Cette preuve met fin au débat philosophique autour de l’hypothèse de la simulation, en la déplaçant du domaine spéculatif à celui de la science rigoureuse. Selon les chercheurs, aucune théorie complète et cohérente de l’univers ne peut être entièrement décrite par un algorithme, ce qui exclut la possibilité que la réalité soit un produit simulé. Cette avancée établit un cadre scientifique clair répondant à une question longtemps considérée comme hors de portée empirique.
Full Article.
Des mathématiciens de l'Université de la Colombie-Britannique ont livré ce qui pourrait être le mot de la fin dans un débat vieux de plusieurs décennies : notre univers ne peut pas être une simulation informatique. Dans une recherche révolutionnaire publiée cette semaine, une équipe internationale dirigée par le Dr Mir Faizal de l'UBC Okanagan a utilisé des théorèmes mathématiques avancés pour prouver que la nature fondamentale de la réalité fonctionne au-delà de la portée de tout algorithme.
Les conclusions, publiées dans le Journal of Holography Applications in Physics, vont au-delà de suggérer que nous ne vivons pas dans un monde simulé semblable à Matrixelles démontrent mathématiquement que c'est impossible. « Nous avons démontré qu'il est impossible de décrire tous les aspects de la réalité physique en utilisant une théorie computationnelle de la gravité quantique », a expliqué le Dr Faizal. « Par conséquent, aucune théorie du tout physiquement complète et cohérente ne peut être dérivée du calcul seul. »
Une preuve mathématique met fin à un débat philosophique
L'équipe de recherche, comprenant le physicien théoricien Dr. Lawrence M. Krauss et ses collègues Arshid Shabir et Francesco Marino, a employé de puissants outils mathématiques incluant le théorème d'incomplétude de Gödel pour parvenir à leur conclusion. Leur preuve repose sur ce qu'ils appellent la « compréhension non algorithmique » un type de compréhension qui existe au-delà de tout processus computationnel.
« Toute simulation est intrinsèquement algorithmique elle doit suivre des règles programmées », a déclaré le Dr. Faizal. « Mais puisque le niveau fondamental de la réalité est basé sur une compréhension non algorithmique, l'univers ne peut pas être, et ne pourrait jamais être, une simulation. »

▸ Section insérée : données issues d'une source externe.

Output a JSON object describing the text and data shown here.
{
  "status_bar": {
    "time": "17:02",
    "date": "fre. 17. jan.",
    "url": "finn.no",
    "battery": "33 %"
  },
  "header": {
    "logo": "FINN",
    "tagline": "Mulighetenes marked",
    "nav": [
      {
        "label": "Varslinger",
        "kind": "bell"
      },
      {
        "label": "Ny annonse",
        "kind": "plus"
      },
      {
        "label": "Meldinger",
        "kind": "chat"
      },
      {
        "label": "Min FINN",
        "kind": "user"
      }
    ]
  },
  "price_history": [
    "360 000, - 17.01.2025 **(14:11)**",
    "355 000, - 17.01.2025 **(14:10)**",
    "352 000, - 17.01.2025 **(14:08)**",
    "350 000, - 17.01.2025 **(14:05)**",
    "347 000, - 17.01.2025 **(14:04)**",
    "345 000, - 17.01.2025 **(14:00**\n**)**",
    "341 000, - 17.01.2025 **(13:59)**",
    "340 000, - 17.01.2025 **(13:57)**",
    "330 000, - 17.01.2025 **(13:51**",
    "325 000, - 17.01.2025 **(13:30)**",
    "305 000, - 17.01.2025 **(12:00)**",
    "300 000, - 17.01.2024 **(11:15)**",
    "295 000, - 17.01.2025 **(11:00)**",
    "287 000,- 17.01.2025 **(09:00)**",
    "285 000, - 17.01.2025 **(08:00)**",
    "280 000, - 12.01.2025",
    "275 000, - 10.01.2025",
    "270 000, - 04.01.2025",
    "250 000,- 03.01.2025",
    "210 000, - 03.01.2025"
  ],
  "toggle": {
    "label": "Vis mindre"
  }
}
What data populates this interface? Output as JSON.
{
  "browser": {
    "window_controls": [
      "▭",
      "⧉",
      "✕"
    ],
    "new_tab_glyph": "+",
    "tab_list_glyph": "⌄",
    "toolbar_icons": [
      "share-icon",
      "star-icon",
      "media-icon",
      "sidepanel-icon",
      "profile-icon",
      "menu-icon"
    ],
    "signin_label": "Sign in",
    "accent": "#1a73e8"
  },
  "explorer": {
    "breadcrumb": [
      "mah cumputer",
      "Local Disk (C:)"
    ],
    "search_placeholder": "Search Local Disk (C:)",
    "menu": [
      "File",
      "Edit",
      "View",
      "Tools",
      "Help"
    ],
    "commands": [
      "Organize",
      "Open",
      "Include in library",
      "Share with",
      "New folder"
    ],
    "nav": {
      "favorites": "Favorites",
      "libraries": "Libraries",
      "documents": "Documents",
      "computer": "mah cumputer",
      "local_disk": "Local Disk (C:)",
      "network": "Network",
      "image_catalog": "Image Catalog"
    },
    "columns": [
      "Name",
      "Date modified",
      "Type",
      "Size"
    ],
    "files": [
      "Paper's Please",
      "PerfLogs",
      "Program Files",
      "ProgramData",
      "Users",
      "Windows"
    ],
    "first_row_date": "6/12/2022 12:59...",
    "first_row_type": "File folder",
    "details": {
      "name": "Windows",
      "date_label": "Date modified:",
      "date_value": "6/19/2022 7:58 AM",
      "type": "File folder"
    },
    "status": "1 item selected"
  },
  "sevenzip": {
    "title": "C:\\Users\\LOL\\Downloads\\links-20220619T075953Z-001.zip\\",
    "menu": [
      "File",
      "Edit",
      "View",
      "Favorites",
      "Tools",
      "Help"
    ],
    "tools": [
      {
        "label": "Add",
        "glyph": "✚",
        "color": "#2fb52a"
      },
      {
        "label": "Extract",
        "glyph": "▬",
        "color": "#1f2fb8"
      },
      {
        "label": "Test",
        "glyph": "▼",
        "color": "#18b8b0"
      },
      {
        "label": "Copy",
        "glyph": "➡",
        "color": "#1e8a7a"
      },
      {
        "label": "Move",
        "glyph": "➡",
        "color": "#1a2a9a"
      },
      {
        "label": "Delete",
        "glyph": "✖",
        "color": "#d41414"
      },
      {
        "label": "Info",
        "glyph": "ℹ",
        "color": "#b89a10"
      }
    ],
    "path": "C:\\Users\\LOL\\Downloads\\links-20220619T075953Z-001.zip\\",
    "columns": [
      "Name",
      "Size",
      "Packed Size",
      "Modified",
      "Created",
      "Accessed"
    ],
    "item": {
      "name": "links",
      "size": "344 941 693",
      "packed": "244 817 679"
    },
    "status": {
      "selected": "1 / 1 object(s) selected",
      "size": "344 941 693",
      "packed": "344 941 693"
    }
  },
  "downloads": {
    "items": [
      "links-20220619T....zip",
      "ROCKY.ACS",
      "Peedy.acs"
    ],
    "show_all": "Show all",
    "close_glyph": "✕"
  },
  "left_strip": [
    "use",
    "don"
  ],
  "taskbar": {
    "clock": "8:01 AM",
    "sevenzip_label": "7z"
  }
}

L'équipe a démontré que même au niveau le plus profond de la théorie de la gravité quantique, où l'espace et le temps émergent de l'information pure dans ce que les physiciens appellent un royaume platonicien, la réalité ne peut pas être entièrement décrite par le calcul seul. Ils ont utilisé l'exemple des « vérités gödéliennes » des énoncés qui sont réels mais impossibles à prouver par le calcul, tels que « Cet énoncé vrai n'est pas prouvable ».
De la science-fiction à la science dure
L'hypothèse de la simulation a gagné en importance grâce à l'argument du philosophe Nick Bostrom en 2003 selon lequel les civilisations avancées créeraient probablement de nombreuses réalités simulées, ce qui rend statistiquement probable que nous vivions dans l'une d'elles. L'idée a captivé l'imagination du public à travers des films comme Matrix et le soutien de personnalités comme Elon Musk, mais est restée largement une spéculation philosophique.
« Cette idée était autrefois considérée comme hors de portée de l'enquête scientifique », a noté le Dr Faizal. « Cependant, nos recherches récentes ont démontré qu'elle peut, en fait, être abordée scientifiquement. » La recherche amène l'hypothèse de la simulation « fermement dans le domaine des mathématiques et de la physique, et fournit une réponse définitive ».
Le co-auteur, le Dr Krauss, a souligné les implications plus larges : « Les lois fondamentales de la physique ne peuvent pas être contenues dans l'espace et le temps, car elles les génèrent. Une description complète et cohérente de la réalité nécessite quelque chose de plus profond une forme de compréhension connue sous le nom de compréhension non algorithmique ».
La preuve mathématique représente un cas rare où la physique théorique avancée a fourni une réponse définitive à ce qui était précédemment considéré comme une question philosophique non testable.